Here on the east front of the Rockies, predators are real and personal.  This summer the young searching grizzlies, sometimes with their mothers, were coming into Valier.  The leash law, which is very much enforced, meant that the bears were unchallenged.  In Browning, the slightly larger town on the adjoining Blackfeet Rez, the street dogs — who in size and shagginess would look familiar to a Croatian — would never tolerate a bear, a wolf or a coyote.  In East Glacier, a tourist town, the Bison Creek Ranch for dudes, has always kept airedales, big aggressive ones.  If I were a rancher with children who lived in grizz country, I would read this book carefully and look for a supplier of guardian dogs.  (And train the children as carefully as the dogs.)

But the genius of this book is that you needn’t even read the text so a child can turn the pages and see what Cat tells readers in words.  Puppies and lambs, but also ewes and rams, interacting happily.  Big potentially ferocious dogs rear up on hind legs to “kiss” faces of humans.  The predators are seen at a distance — but from the front porch.  This is not a book about destruction and blood, at least not in photos.  The scariest images are the spiked collars the most fierce fighters wear, but even they are managed with caution because they learn to use them as weapons as well as defences.

As the shocks and fractures of globalization show up, it is reassuring to see this biologically basic strata of human culture that is so universal and so protection-based.  I don’t romanticize sheep.  (My relatives raised them in the fenced way and used guns against coyotes.)  That would be the Christians, though from my heretical point of view I rather prefer goats.

When I used to travel in and out of Helena, I would pass the Sieben ranch where lived the Baucus family and — before them — Malcolm Clark with his Blackfeet wife.  Sometimes I saw the goat herd, large enough to flow over the land like a mantle, eating weeds and scattering manure.  



Slowly we are restoring wisdoms that were temporarily lost, except maybe among people who were passed over by “progress.”  I just hope the authorities don’t decide to microchip sheperds as they watch their flocks by night.  Someone besides the government might want to give them a message.  My message is “Bless you and long may you thrive!”

1 comment:

  1. Anonymous2:32 PM

    Was just reading your post to my own dogs.
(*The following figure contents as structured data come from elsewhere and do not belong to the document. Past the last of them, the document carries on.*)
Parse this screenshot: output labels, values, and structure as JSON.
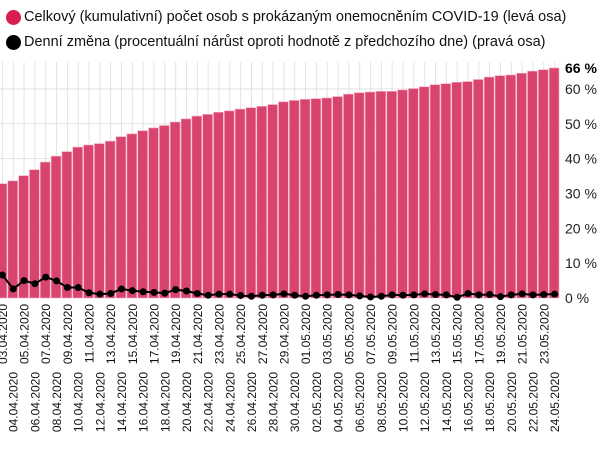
{
  "colors": {
    "bars": "#d9446f",
    "bar_edge": "#f3a9bf",
    "line": "#000000",
    "legend_bars": "#d81e4e",
    "grid": "#e3e3e3"
  },
  "legend": [
    {
      "label": "Celkový (kumulativní) počet osob s prokázaným onemocněním COVID-19 (levá osa)",
      "icon": "circle-red"
    },
    {
      "label": "Denní změna (procentuální nárůst oproti hodnotě z předchozího dne) (pravá osa)",
      "icon": "circle-black"
    }
  ],
  "chart_data": {
    "type": "bar+line",
    "x_start": "03.04.2020",
    "x_end": "24.05.2020",
    "right_axis": {
      "ticks": [
        "0 %",
        "10 %",
        "20 %",
        "30 %",
        "40 %",
        "50 %",
        "60 %"
      ],
      "max_label": "66 %",
      "range": [
        0,
        66
      ]
    },
    "series": [
      {
        "name": "Celkový (kumulativní) počet osob s prokázaným onemocněním COVID-19 (levá osa)",
        "type": "bar",
        "axis": "left (hidden; shown on right-axis scale)",
        "values": [
          32.8,
          33.6,
          35.1,
          36.8,
          39.0,
          40.7,
          42.0,
          43.3,
          43.9,
          44.3,
          45.0,
          46.3,
          47.1,
          48.0,
          48.8,
          49.5,
          50.5,
          51.4,
          52.2,
          52.7,
          53.3,
          53.7,
          54.2,
          54.6,
          55.0,
          55.5,
          56.3,
          56.7,
          57.0,
          57.2,
          57.4,
          57.8,
          58.5,
          58.9,
          59.1,
          59.3,
          59.3,
          59.7,
          60.1,
          60.6,
          61.2,
          61.5,
          61.9,
          62.1,
          62.7,
          63.4,
          63.8,
          64.0,
          64.5,
          65.1,
          65.5,
          66.0
        ]
      },
      {
        "name": "Denní změna (procentuální nárůst oproti hodnotě z předchozího dne) (pravá osa)",
        "type": "line",
        "axis": "right",
        "values": [
          6.6,
          2.6,
          5.0,
          4.1,
          6.0,
          4.9,
          3.0,
          3.0,
          1.5,
          1.1,
          1.3,
          2.6,
          2.1,
          1.8,
          1.6,
          1.4,
          2.4,
          2.0,
          1.3,
          0.8,
          1.1,
          1.1,
          0.7,
          0.5,
          0.8,
          0.9,
          1.2,
          0.8,
          0.5,
          0.8,
          0.9,
          1.0,
          0.9,
          0.6,
          0.3,
          0.5,
          0.9,
          0.8,
          0.9,
          1.2,
          1.0,
          0.9,
          0.2,
          1.3,
          0.9,
          1.0,
          0.4,
          0.9,
          1.2,
          0.9,
          1.0,
          1.1
        ]
      }
    ],
    "categories": [
      "03.04.2020",
      "04.04.2020",
      "05.04.2020",
      "06.04.2020",
      "07.04.2020",
      "08.04.2020",
      "09.04.2020",
      "10.04.2020",
      "11.04.2020",
      "12.04.2020",
      "13.04.2020",
      "14.04.2020",
      "15.04.2020",
      "16.04.2020",
      "17.04.2020",
      "18.04.2020",
      "19.04.2020",
      "20.04.2020",
      "21.04.2020",
      "22.04.2020",
      "23.04.2020",
      "24.04.2020",
      "25.04.2020",
      "26.04.2020",
      "27.04.2020",
      "28.04.2020",
      "29.04.2020",
      "30.04.2020",
      "01.05.2020",
      "02.05.2020",
      "03.05.2020",
      "04.05.2020",
      "05.05.2020",
      "06.05.2020",
      "07.05.2020",
      "08.05.2020",
      "09.05.2020",
      "10.05.2020",
      "11.05.2020",
      "12.05.2020",
      "13.05.2020",
      "14.05.2020",
      "15.05.2020",
      "16.05.2020",
      "17.05.2020",
      "18.05.2020",
      "19.05.2020",
      "20.05.2020",
      "21.05.2020",
      "22.05.2020",
      "23.05.2020",
      "24.05.2020"
    ],
    "grid": true,
    "legend_position": "top-left"
  }
}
Rat dog, the diminutive one, snorted, "Piffle, guardian dogs come in all sizes and we're perfectly capable of taking on predators of all sorts. Tell those ladies about the time I took on the coyote that was sneaking in, looking to grab one of our hens! Or you might remember an earlier story when I fended off that moose!"

    Further more, she dares any of those big brutes to dig or climb trees to dispatch gophers and squirrel predators like we do. Probably beneath their dignity to bother with.